Шанский дивился: полыхающая метафора воплощалась буквально. И до чего же красиво полыхало и стреляло ночное зло! Дьявол заботился о композиции и колорите телевизионной картинки? Наутро дьявол отступил, стало скучно до зевоты?

– Ужасно, ужасно, – вздыхала Иза, – именем демократии расстрелять Парламент…

– Холостыми снарядами! И не парламент, Верховный Совет с фашизоидной требухой, которая, если бы победила, думаю, помешала бы не только нашей с вами беседе, – Шанский улыбнулся. – Никому из так называемых парламентариев, если не ошибаюсь, и царапиной не удалось похвастать.

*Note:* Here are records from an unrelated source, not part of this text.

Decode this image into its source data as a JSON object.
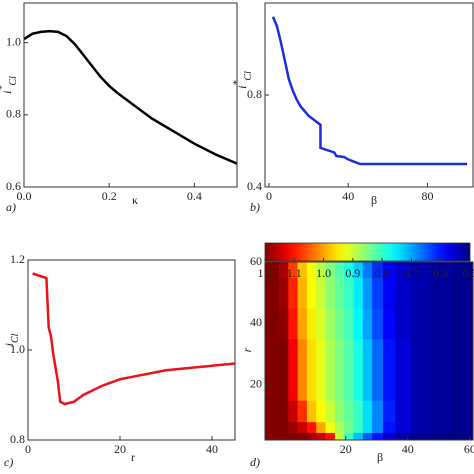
{
  "chart_data": [
    {
      "type": "line",
      "panel": "a)",
      "x_label": "κ",
      "y_label": {
        "base": "i",
        "sup": "*",
        "sub": "Cl"
      },
      "color": "#000000",
      "x": [
        0,
        0.02,
        0.04,
        0.06,
        0.08,
        0.1,
        0.12,
        0.15,
        0.18,
        0.2,
        0.22,
        0.26,
        0.3,
        0.35,
        0.4,
        0.45,
        0.5
      ],
      "values": [
        1.01,
        1.025,
        1.03,
        1.032,
        1.03,
        1.018,
        0.995,
        0.95,
        0.905,
        0.88,
        0.86,
        0.825,
        0.79,
        0.755,
        0.72,
        0.69,
        0.665
      ],
      "xlim": [
        0,
        0.5
      ],
      "ylim": [
        0.6,
        1.11
      ],
      "xticks": [
        {
          "value": 0,
          "label": "0.0"
        },
        0.2,
        0.4
      ],
      "yticks": [
        0.6,
        0.8,
        {
          "value": 1,
          "label": "1.0"
        }
      ]
    },
    {
      "type": "line",
      "panel": "b)",
      "x_label": "β",
      "y_label": {
        "base": "i",
        "sup": "*",
        "sub": "Cl"
      },
      "color": "#1a2ee0",
      "x": [
        2,
        4,
        6,
        8,
        10,
        12,
        14,
        16,
        20,
        26,
        26,
        33,
        34,
        38,
        40,
        46,
        60,
        80,
        100
      ],
      "values": [
        1.14,
        1.1,
        1.03,
        0.95,
        0.87,
        0.82,
        0.78,
        0.75,
        0.71,
        0.67,
        0.57,
        0.55,
        0.535,
        0.53,
        0.52,
        0.5,
        0.5,
        0.5,
        0.5
      ],
      "xlim": [
        -2,
        103
      ],
      "ylim": [
        0.4,
        1.2
      ],
      "xticks": [
        0,
        40,
        80
      ],
      "yticks": [
        0.4,
        0.8
      ]
    },
    {
      "type": "line",
      "panel": "c)",
      "x_label": "r",
      "y_label": {
        "base": "i",
        "sub": "Cl"
      },
      "color": "#e8141a",
      "x": [
        1,
        4,
        4.5,
        5,
        5.5,
        6,
        6.5,
        7,
        8,
        10,
        12,
        16,
        20,
        30,
        40,
        45
      ],
      "values": [
        1.17,
        1.16,
        1.05,
        1.03,
        0.99,
        0.96,
        0.93,
        0.885,
        0.88,
        0.885,
        0.9,
        0.92,
        0.935,
        0.955,
        0.965,
        0.97
      ],
      "xlim": [
        0,
        45
      ],
      "ylim": [
        0.8,
        1.2
      ],
      "xticks": [
        0,
        20,
        40
      ],
      "yticks": [
        0.8,
        {
          "value": 1,
          "label": "1.0"
        },
        1.2
      ]
    },
    {
      "type": "heatmap",
      "panel": "d)",
      "x_label": "β",
      "y_label": {
        "base": "r"
      },
      "x": [
        -3,
        0,
        3,
        6,
        9,
        12,
        15,
        18,
        21,
        24,
        27,
        30,
        34,
        38,
        44,
        50,
        58
      ],
      "y": [
        3,
        6,
        10,
        20,
        30,
        40,
        50,
        60
      ],
      "z": [
        [
          1.2,
          1.2,
          1.2,
          1.2,
          1.18,
          1.15,
          1.1,
          0.9,
          0.8,
          0.72,
          0.65,
          0.6,
          0.55,
          0.52,
          0.51,
          0.5,
          0.5
        ],
        [
          1.2,
          1.2,
          1.18,
          1.15,
          1.1,
          1.0,
          0.93,
          0.88,
          0.84,
          0.8,
          0.74,
          0.68,
          0.6,
          0.56,
          0.53,
          0.52,
          0.51
        ],
        [
          1.2,
          1.2,
          1.15,
          1.08,
          0.98,
          0.94,
          0.9,
          0.86,
          0.83,
          0.8,
          0.74,
          0.68,
          0.61,
          0.56,
          0.53,
          0.52,
          0.51
        ],
        [
          1.2,
          1.2,
          1.12,
          1.02,
          0.96,
          0.92,
          0.88,
          0.85,
          0.82,
          0.78,
          0.72,
          0.66,
          0.6,
          0.56,
          0.53,
          0.52,
          0.51
        ],
        [
          1.2,
          1.2,
          1.12,
          1.02,
          0.96,
          0.92,
          0.88,
          0.85,
          0.82,
          0.78,
          0.72,
          0.66,
          0.6,
          0.56,
          0.53,
          0.52,
          0.51
        ],
        [
          1.2,
          1.19,
          1.1,
          1.0,
          0.95,
          0.91,
          0.87,
          0.84,
          0.81,
          0.76,
          0.7,
          0.64,
          0.59,
          0.55,
          0.53,
          0.52,
          0.51
        ],
        [
          1.2,
          1.18,
          1.09,
          0.99,
          0.94,
          0.9,
          0.86,
          0.83,
          0.8,
          0.75,
          0.69,
          0.63,
          0.58,
          0.55,
          0.53,
          0.52,
          0.51
        ],
        [
          1.2,
          1.17,
          1.07,
          0.98,
          0.93,
          0.89,
          0.85,
          0.82,
          0.78,
          0.73,
          0.67,
          0.62,
          0.58,
          0.55,
          0.53,
          0.52,
          0.51
        ]
      ],
      "zlim": [
        0.5,
        1.2
      ],
      "zticks": [
        1.2,
        1.1,
        {
          "value": 1,
          "label": "1.0"
        },
        0.9,
        0.8,
        0.7,
        0.6,
        0.5
      ],
      "xlim": [
        -6,
        61
      ],
      "ylim": [
        2,
        60
      ],
      "xticks": [
        20,
        40,
        60
      ],
      "yticks": [
        20,
        40,
        60
      ]
    }
  ]
}
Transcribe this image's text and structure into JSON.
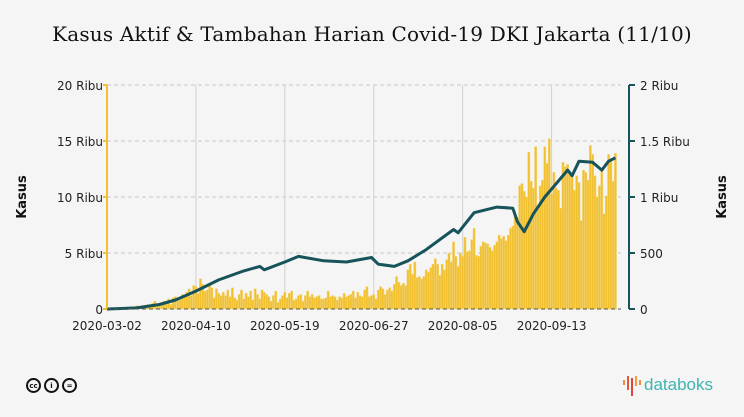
{
  "chart_data": {
    "type": "bar+line",
    "title": "Kasus Aktif & Tambahan Harian Covid-19 DKI Jakarta (11/10)",
    "start_date": "2020-03-02",
    "end_date": "2020-10-11",
    "x_ticks": [
      "2020-03-02",
      "2020-04-10",
      "2020-05-19",
      "2020-06-27",
      "2020-08-05",
      "2020-09-13"
    ],
    "left_axis": {
      "label": "Kasus",
      "range": [
        0,
        20000
      ],
      "ticks": [
        "0",
        "5 Ribu",
        "10 Ribu",
        "15 Ribu",
        "20 Ribu"
      ],
      "tick_values": [
        0,
        5000,
        10000,
        15000,
        20000
      ],
      "color": "#f0c030"
    },
    "right_axis": {
      "label": "Kasus",
      "range": [
        0,
        2000
      ],
      "ticks": [
        "0",
        "500",
        "1 Ribu",
        "1.5 Ribu",
        "2 Ribu"
      ],
      "tick_values": [
        0,
        500,
        1000,
        1500,
        2000
      ],
      "color": "#16535a"
    },
    "grid": true,
    "bars": {
      "axis": "right",
      "color": "#f0c030",
      "values": [
        0,
        0,
        0,
        0,
        0,
        0,
        0,
        0,
        0,
        10,
        5,
        10,
        15,
        30,
        5,
        20,
        30,
        15,
        40,
        30,
        50,
        70,
        30,
        40,
        60,
        70,
        50,
        90,
        40,
        100,
        110,
        90,
        80,
        130,
        110,
        150,
        180,
        120,
        210,
        200,
        140,
        270,
        220,
        160,
        170,
        230,
        190,
        100,
        180,
        140,
        120,
        150,
        120,
        170,
        110,
        190,
        100,
        80,
        130,
        170,
        90,
        140,
        110,
        160,
        80,
        180,
        130,
        90,
        170,
        150,
        130,
        110,
        70,
        120,
        160,
        60,
        90,
        120,
        150,
        100,
        140,
        160,
        80,
        90,
        120,
        130,
        70,
        120,
        160,
        110,
        130,
        100,
        110,
        120,
        90,
        90,
        100,
        160,
        110,
        120,
        110,
        80,
        110,
        100,
        140,
        110,
        120,
        130,
        160,
        100,
        150,
        120,
        110,
        170,
        200,
        110,
        120,
        130,
        90,
        170,
        200,
        180,
        130,
        170,
        190,
        160,
        220,
        290,
        240,
        210,
        230,
        210,
        350,
        400,
        310,
        420,
        280,
        290,
        270,
        290,
        350,
        330,
        370,
        400,
        450,
        400,
        300,
        400,
        350,
        440,
        500,
        420,
        600,
        470,
        380,
        500,
        470,
        640,
        510,
        520,
        620,
        720,
        480,
        470,
        560,
        600,
        590,
        580,
        550,
        520,
        570,
        600,
        660,
        630,
        650,
        610,
        660,
        720,
        740,
        830,
        820,
        1100,
        1120,
        1050,
        1000,
        1400,
        1140,
        1080,
        1450,
        900,
        1100,
        1150,
        1450,
        1300,
        1520,
        1030,
        1220,
        1080,
        1060,
        900,
        1310,
        1270,
        1290,
        1200,
        1180,
        1060,
        1190,
        1130,
        790,
        1240,
        1220,
        1150,
        1460,
        1380,
        1190,
        1000,
        1100,
        1250,
        850,
        1010,
        1380,
        1330,
        1140,
        1390
      ]
    },
    "line": {
      "axis": "left",
      "color": "#16535a",
      "points": [
        [
          "2020-03-02",
          0
        ],
        [
          "2020-03-15",
          100
        ],
        [
          "2020-03-25",
          400
        ],
        [
          "2020-04-01",
          800
        ],
        [
          "2020-04-10",
          1600
        ],
        [
          "2020-04-20",
          2600
        ],
        [
          "2020-05-01",
          3400
        ],
        [
          "2020-05-08",
          3800
        ],
        [
          "2020-05-10",
          3500
        ],
        [
          "2020-05-19",
          4200
        ],
        [
          "2020-05-25",
          4700
        ],
        [
          "2020-06-05",
          4300
        ],
        [
          "2020-06-15",
          4200
        ],
        [
          "2020-06-26",
          4600
        ],
        [
          "2020-06-29",
          4000
        ],
        [
          "2020-07-06",
          3800
        ],
        [
          "2020-07-12",
          4300
        ],
        [
          "2020-07-20",
          5300
        ],
        [
          "2020-08-01",
          7100
        ],
        [
          "2020-08-03",
          6800
        ],
        [
          "2020-08-10",
          8600
        ],
        [
          "2020-08-20",
          9100
        ],
        [
          "2020-08-27",
          9000
        ],
        [
          "2020-08-29",
          7800
        ],
        [
          "2020-09-01",
          6900
        ],
        [
          "2020-09-05",
          8500
        ],
        [
          "2020-09-10",
          10000
        ],
        [
          "2020-09-15",
          11200
        ],
        [
          "2020-09-20",
          12400
        ],
        [
          "2020-09-22",
          11900
        ],
        [
          "2020-09-25",
          13200
        ],
        [
          "2020-10-01",
          13100
        ],
        [
          "2020-10-05",
          12400
        ],
        [
          "2020-10-08",
          13200
        ],
        [
          "2020-10-11",
          13500
        ]
      ]
    }
  },
  "footer": {
    "license_icons": [
      "cc-icon",
      "by-icon",
      "nd-icon"
    ],
    "brand": "databoks"
  }
}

– Всё равно ужасно… где ещё…

– В Греции всё есть, в России – всё может быть.

– Невиновных покосили шальные пули, а у народных избранничков, заваривших кровавую кашу, ни царапинки.

– Историю не устыдить, не схватить за фалды. После августовской гибели имперского коммунизма назрела вторая фаза революции – советская власть погибла, испустив вонючий дух, на глазах машинально жующей публики.

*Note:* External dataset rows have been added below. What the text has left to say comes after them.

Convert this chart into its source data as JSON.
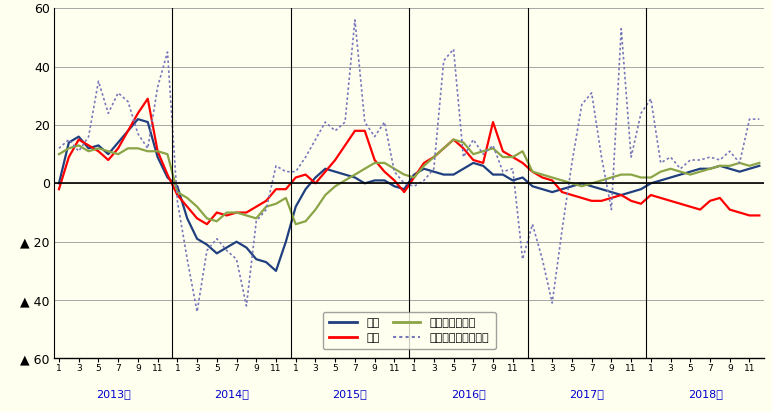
{
  "background_color": "#FFFFF0",
  "ylim": [
    -60,
    60
  ],
  "years": [
    "2013年",
    "2014年",
    "2015年",
    "2016年",
    "2017年",
    "2018年"
  ],
  "series": {
    "持家": {
      "color": "#1F3F7F",
      "linewidth": 1.6,
      "linestyle": "solid",
      "data": [
        0,
        14,
        16,
        12,
        13,
        10,
        14,
        18,
        22,
        21,
        9,
        2,
        -1,
        -12,
        -19,
        -21,
        -24,
        -22,
        -20,
        -22,
        -26,
        -27,
        -30,
        -20,
        -8,
        -2,
        2,
        5,
        4,
        3,
        2,
        0,
        1,
        1,
        -1,
        -2,
        3,
        5,
        4,
        3,
        3,
        5,
        7,
        6,
        3,
        3,
        1,
        2,
        -1,
        -2,
        -3,
        -2,
        -1,
        0,
        -1,
        -2,
        -3,
        -4,
        -3,
        -2,
        0,
        1,
        2,
        3,
        4,
        5,
        5,
        6,
        5,
        4,
        5,
        6
      ]
    },
    "賃家": {
      "color": "#FF0000",
      "linewidth": 1.6,
      "linestyle": "solid",
      "data": [
        -2,
        9,
        15,
        13,
        11,
        8,
        12,
        18,
        24,
        29,
        11,
        3,
        -4,
        -8,
        -12,
        -14,
        -10,
        -11,
        -10,
        -10,
        -8,
        -6,
        -2,
        -2,
        2,
        3,
        0,
        4,
        8,
        13,
        18,
        18,
        8,
        4,
        1,
        -3,
        2,
        7,
        9,
        12,
        15,
        12,
        8,
        7,
        21,
        11,
        9,
        7,
        4,
        2,
        1,
        -3,
        -4,
        -5,
        -6,
        -6,
        -5,
        -4,
        -6,
        -7,
        -4,
        -5,
        -6,
        -7,
        -8,
        -9,
        -6,
        -5,
        -9,
        -10,
        -11,
        -11
      ]
    },
    "分譲（一戸建）": {
      "color": "#8BA446",
      "linewidth": 1.6,
      "linestyle": "solid",
      "data": [
        10,
        12,
        13,
        11,
        12,
        11,
        10,
        12,
        12,
        11,
        11,
        10,
        -3,
        -5,
        -8,
        -12,
        -13,
        -10,
        -10,
        -11,
        -12,
        -8,
        -7,
        -5,
        -14,
        -13,
        -9,
        -4,
        -1,
        1,
        3,
        5,
        7,
        7,
        5,
        3,
        2,
        6,
        9,
        12,
        15,
        14,
        10,
        11,
        12,
        9,
        9,
        11,
        4,
        3,
        2,
        1,
        0,
        -1,
        0,
        1,
        2,
        3,
        3,
        2,
        2,
        4,
        5,
        4,
        3,
        4,
        5,
        6,
        6,
        7,
        6,
        7
      ]
    },
    "分譲（マンション）": {
      "color": "#7777BB",
      "linewidth": 1.2,
      "linestyle": "dotted",
      "data": [
        12,
        15,
        11,
        16,
        35,
        24,
        31,
        28,
        17,
        12,
        33,
        45,
        -6,
        -26,
        -44,
        -23,
        -19,
        -23,
        -26,
        -42,
        -13,
        -9,
        6,
        4,
        4,
        9,
        15,
        21,
        18,
        21,
        56,
        21,
        16,
        21,
        4,
        0,
        -1,
        1,
        5,
        42,
        46,
        9,
        15,
        10,
        13,
        4,
        5,
        -26,
        -14,
        -26,
        -41,
        -16,
        7,
        27,
        31,
        9,
        -9,
        53,
        9,
        24,
        29,
        7,
        9,
        5,
        8,
        8,
        9,
        8,
        11,
        7,
        22,
        22
      ]
    }
  },
  "legend_entries": [
    {
      "label": "持家",
      "color": "#1F3F7F",
      "linestyle": "solid"
    },
    {
      "label": "賃家",
      "color": "#FF0000",
      "linestyle": "solid"
    },
    {
      "label": "分譲（一戸建）",
      "color": "#8BA446",
      "linestyle": "solid"
    },
    {
      "label": "分譲（マンション）",
      "color": "#7777BB",
      "linestyle": "dotted"
    }
  ]
}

– Человечество не меняется? Хлеба и зрелищ?

– Заботами «Самсон»-«Самсунга» меняется – хлеба с колбасой и зрелищ.

– Высший класс! Вы, Анатолий Львович, неожиданно умеете повернуть. А второй пример? – после очередного концертного анонса с леди Гамильтон просимулировала нетерпение Иза.

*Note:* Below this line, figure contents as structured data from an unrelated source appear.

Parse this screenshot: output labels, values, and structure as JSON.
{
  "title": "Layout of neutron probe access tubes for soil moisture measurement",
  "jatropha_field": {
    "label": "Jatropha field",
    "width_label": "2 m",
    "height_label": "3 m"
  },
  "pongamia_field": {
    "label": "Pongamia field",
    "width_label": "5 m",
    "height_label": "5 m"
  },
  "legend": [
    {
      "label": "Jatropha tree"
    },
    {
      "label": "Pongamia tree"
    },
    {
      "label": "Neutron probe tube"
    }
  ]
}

– Второй пример, в отличие от первого, частного, более, чем масштабный, он возвращает нас к плодотворной мысли относительно отставания человека от человечества. Не резонно ли уподобить русское общество накануне петровских преобразований условному индивиду, отставшему от европейского культурного мира? И был ли лучший способ концентрированного, но подробного донесения до Руси картины чужого мира, чем наглядно-образное воплощение её, картины той, в Петербурге? Это был первый крупномасштабный опыт эффективного визуального внушения, камни и пространства оказывались куда доходчивей слов. Причём, заметьте, при неосознанном, хотя фантастически опередившем своё время использовании тех самых постмодернистских кодов, о которых я утомительно, путанно… мне жаль драгоценное телевизионное время, но… Задвигались челюсти, Шанский вдумчиво и неторопливо пожёвывал язык. И в кресле обмяк, ослаб.